Is there any known or interesting relation between critical points (possibly degenerate, or maybe only nondegenerate) of a function on a manifold and generators/relations of high homotopy groups? I only know about the relation to representations of a fundamental group....

5$\begingroup$ A Morse function determines the homotopy type of a smooth manifold, so it must in principle specify the higher homotopy groups, but I don't know of any explicit description using Morse theory. $\endgroup$ – Arun Debray Oct 1 '18 at 21:43

$\begingroup$ One more roundabout idea is that the number of critical points give bounds on the Betti numbers via the Morse inequalities, which in turn suggests information about the rational cohomology and therefore the Sullivan minimal model of the manifold, and ultimately the ranks of the rational homotopy groups. Of course all of this could be moot depending on the inequalities involved in any step of this... $\endgroup$ – Tobias Shin Oct 2 '18 at 1:42

3$\begingroup$ @TobiasShin Even knowing the Betti numbers of a closed manifold exactly does not help much in determining its rational homotopy groups, unless further information about the manifold is known (e.g. it is rationally elliptic), I think. Consider for example $S^2\times S^2 \times S^2$, which has only finitely many nontrivial rational homotopy groups, and $\mathbb{C}\mathbb{P}^3 \# \mathbb{C}\mathbb{P}^3 \# \mathbb{C}\mathbb{P}^3$ which has infinitely many nontrivial rational homotopy groups, yet the Betti numbers of these two manifolds coincide. $\endgroup$ – Aleksandar Milivojevic Oct 5 '18 at 22:51
Bott periodicity (which computes all the homotopy group of a Lie group was proved by Morse Theory (so, the study of critical points, admittedly on the various path spaces, not quite the manifold itself).
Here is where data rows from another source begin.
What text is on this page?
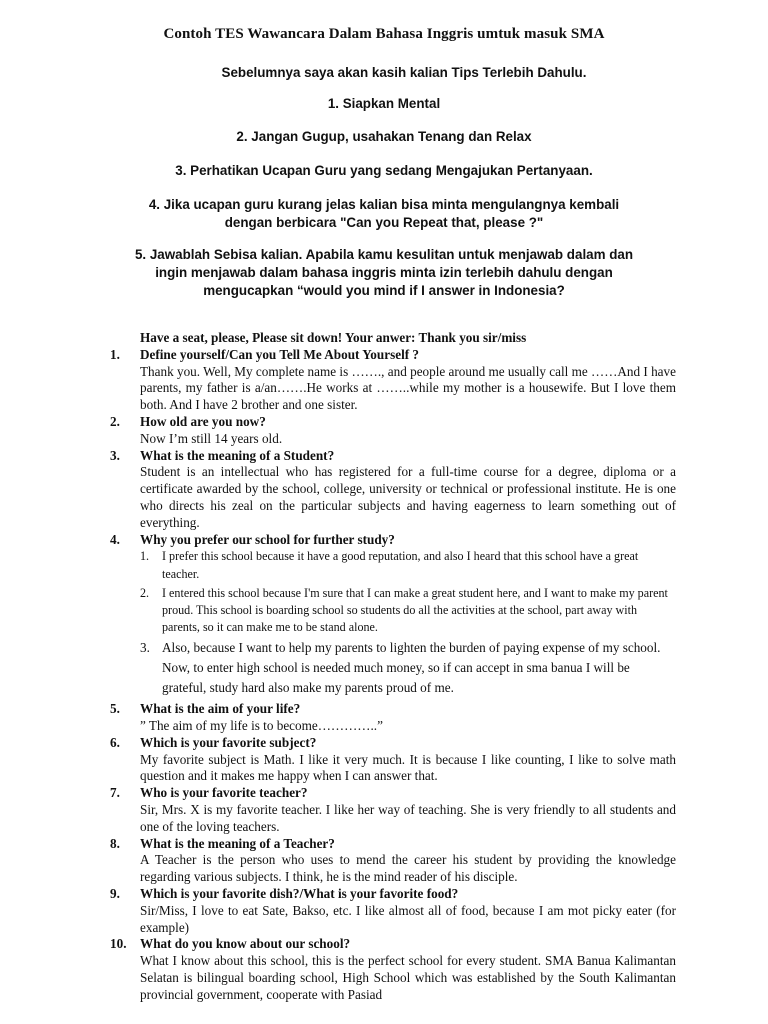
Contoh TES Wawancara Dalam Bahasa Inggris umtuk masuk SMA
Sebelumnya saya akan kasih kalian Tips Terlebih Dahulu.
1. Siapkan Mental
2. Jangan Gugup, usahakan Tenang dan Relax
3. Perhatikan Ucapan Guru yang sedang Mengajukan Pertanyaan.
4. Jika ucapan guru kurang jelas kalian bisa minta mengulangnya kembali
dengan berbicara "Can you Repeat that, please ?"
5. Jawablah Sebisa kalian. Apabila kamu kesulitan untuk menjawab dalam dan
ingin menjawab dalam bahasa inggris minta izin terlebih dahulu dengan
mengucapkan “would you mind if I answer in Indonesia?
Have a seat, please, Please sit down! Your anwer: Thank you sir/miss
1.	Define yourself/Can you Tell Me About Yourself ?
Thank you. Well, My complete name is ……., and people around me usually call me ……And I have parents, my father is a/an…….He works at ……..while my mother is a housewife. But I love them both. And I have 2 brother and one sister.
2.	How old are you now?
Now I’m still 14 years old.
3.	What is the meaning of a Student?
Student is an intellectual who has registered for a full-time course for a degree, diploma or a certificate awarded by the school, college, university or technical or professional institute. He is one who directs his zeal on the particular subjects and having eagerness to learn something out of everything.
4.	Why you prefer our school for further study?
1.	I prefer this school because it have a good reputation, and also I heard that this school have a great teacher.
2.	I entered this school because I'm sure that I can make a great student here, and I want to make my parent proud. This school is boarding school so students do all the activities at the school, part away with parents, so it can make me to be stand alone.
3. Also, because I want to help my parents to lighten the burden of paying expense of my school. Now, to enter high school is needed much money, so if can accept in sma banua I will be grateful, study hard also make my parents proud of me.
5.	What is the aim of your life?
” The aim of my life is to become…………..”
6.	Which is your favorite subject?
My favorite subject is Math. I like it very much. It is because I like counting, I like to solve math question and it makes me happy when I can answer that.
7.	Who is your favorite teacher?
Sir, Mrs. X is my favorite teacher. I like her way of teaching. She is very friendly to all students and one of the loving teachers.
8.	What is the meaning of a Teacher?
A Teacher is the person who uses to mend the career his student by providing the knowledge regarding various subjects. I think, he is the mind reader of his disciple.
9.	Which is your favorite dish?/What is your favorite food?
Sir/Miss, I love to eat Sate, Bakso, etc. I like almost all of food, because I am mot picky eater (for example)
10.	What do you know about our school?
What I know about this school, this is the perfect school for every student. SMA Banua Kalimantan Selatan is bilingual boarding school, High School which was established by the South Kalimantan provincial government, cooperate with Pasiad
See the nice writeup by Aaron MazelGee
I am not sure how it is related to your question, but it is possible to construct a mapping $f\in C^1(\mathbb{S}^{n+1},\mathbb{S}^n)$ for all $n\geq 4$, that generates a nontrivial element in $\pi_{n+1}(\mathbb{S}^n)$, but such that all points of the mapping are critical, that is $\operatorname{rank}Df(x)<n$ for all $x\in\mathbb{S}^{n+1}$. This construction generalizes also to other homotopy groups of spheres. It has been done in [1] and is related to results in [2] and [3].
[1] P. Goldstein, P. Hajlasz, P. Pankka, Topologically nontrivial counterexamples to Sard's theorem Int. Mat. Res. Not. IMRN. 2018 (published online). (arXiv:1804.07658)
[2] L. Guth, Contraction of areas vs. topology of mappings. Geom. Funct. Anal. 23 (2013), 18041902.
[3] S. Wenger, R. Young, Lipschitz homotopy groups of the Heisenberg groups. Geom. Funct. Anal. 24 (2014), 387402.